A quick note on resilience

These tools improve your visibility and response time, but they don't eliminate downtime by themselves. If a VM is truly critical, pair this monitoring with basic resilience patterns: multiple instances behind a load balancer, availability zones, health probes, regular backups, and cross-region recovery where needed. Monitoring tells you what's happening. Architecture determines whether it matters.

The setup checklist

Quick wins (15 minutes)

#WhatWhyTime
1Check Resource Health on your production VMsSee if there are past events you didn't know about2 min
2Create a Service Health alert for your regions/servicesGet notified about platform issues proactively3 min
3Create Resource Health alerts for your VM resource groupsGet notified when any VM changes health state3 min
4Review Azure Advisor Reliability tabFix any posture gaps2 min

Advanced hardening (1+ hours depending on your app)

#WhatWhy
5Deploy the Scheduled Events polling script on critical VMsGet advance notice of live migrations and maintenance
6Implement drain/checkpoint logic tied to Scheduled EventsGracefully handle maintenance with zero user impact
7Wire event approvals into your automationControl the timing of when Azure proceeds with maintenance

Wrapping up

The pattern I keep seeing is teams treating Azure VM monitoring as something they'll get to "later." Then an incident happens, the RCA takes longer than anyone wants, and everyone wishes they had visibility sooner.

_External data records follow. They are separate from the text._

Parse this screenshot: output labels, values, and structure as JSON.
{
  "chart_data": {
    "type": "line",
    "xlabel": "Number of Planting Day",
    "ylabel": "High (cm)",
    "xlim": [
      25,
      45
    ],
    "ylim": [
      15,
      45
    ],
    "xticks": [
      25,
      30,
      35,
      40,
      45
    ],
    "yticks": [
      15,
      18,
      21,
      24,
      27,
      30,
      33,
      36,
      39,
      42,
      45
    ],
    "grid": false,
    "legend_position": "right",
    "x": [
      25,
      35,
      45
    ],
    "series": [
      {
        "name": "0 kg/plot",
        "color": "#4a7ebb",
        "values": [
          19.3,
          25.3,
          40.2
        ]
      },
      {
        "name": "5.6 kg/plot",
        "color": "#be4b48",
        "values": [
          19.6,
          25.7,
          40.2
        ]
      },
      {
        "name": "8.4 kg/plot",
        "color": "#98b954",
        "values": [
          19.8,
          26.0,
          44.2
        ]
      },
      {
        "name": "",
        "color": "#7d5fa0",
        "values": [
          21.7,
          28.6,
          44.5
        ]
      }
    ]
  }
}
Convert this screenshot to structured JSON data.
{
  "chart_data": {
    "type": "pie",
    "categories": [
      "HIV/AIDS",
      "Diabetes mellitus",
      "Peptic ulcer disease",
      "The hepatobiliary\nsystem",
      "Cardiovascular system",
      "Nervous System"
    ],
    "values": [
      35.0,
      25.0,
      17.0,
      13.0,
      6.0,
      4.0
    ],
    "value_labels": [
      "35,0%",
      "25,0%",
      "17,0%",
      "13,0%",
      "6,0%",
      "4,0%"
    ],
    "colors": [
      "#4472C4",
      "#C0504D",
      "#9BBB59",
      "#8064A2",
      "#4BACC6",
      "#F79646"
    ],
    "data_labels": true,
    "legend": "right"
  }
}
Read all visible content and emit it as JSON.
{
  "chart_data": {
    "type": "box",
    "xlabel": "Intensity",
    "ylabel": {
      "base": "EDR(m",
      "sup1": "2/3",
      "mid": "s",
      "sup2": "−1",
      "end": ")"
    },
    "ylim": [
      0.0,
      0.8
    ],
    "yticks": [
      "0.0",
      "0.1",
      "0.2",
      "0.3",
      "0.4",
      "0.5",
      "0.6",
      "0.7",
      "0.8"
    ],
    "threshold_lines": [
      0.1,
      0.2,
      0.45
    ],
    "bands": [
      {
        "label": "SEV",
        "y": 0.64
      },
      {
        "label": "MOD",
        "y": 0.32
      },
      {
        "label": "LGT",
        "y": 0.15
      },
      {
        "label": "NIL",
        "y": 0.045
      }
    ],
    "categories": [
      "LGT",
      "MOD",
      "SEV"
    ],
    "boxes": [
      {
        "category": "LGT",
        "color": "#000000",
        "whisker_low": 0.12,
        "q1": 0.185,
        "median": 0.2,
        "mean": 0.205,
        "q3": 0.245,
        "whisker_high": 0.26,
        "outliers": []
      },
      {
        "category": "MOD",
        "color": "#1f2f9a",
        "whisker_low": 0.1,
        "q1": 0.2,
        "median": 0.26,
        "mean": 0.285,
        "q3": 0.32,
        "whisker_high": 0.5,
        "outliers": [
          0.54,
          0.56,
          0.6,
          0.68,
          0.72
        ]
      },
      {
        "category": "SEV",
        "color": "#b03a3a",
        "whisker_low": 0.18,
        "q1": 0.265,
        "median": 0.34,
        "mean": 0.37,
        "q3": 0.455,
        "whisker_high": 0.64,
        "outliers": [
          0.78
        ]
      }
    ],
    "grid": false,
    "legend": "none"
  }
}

The tools are already there. Resource Health tells you what happened. Service Health and Resource Health alerts tell you when it's happening. Scheduled Events tells you before it happens. And Advisor helps you make sure your setup is resilient in the first place.

Fifteen minutes of setup for the quick wins, and you're in a fundamentally better place than most teams running VMs on Azure today.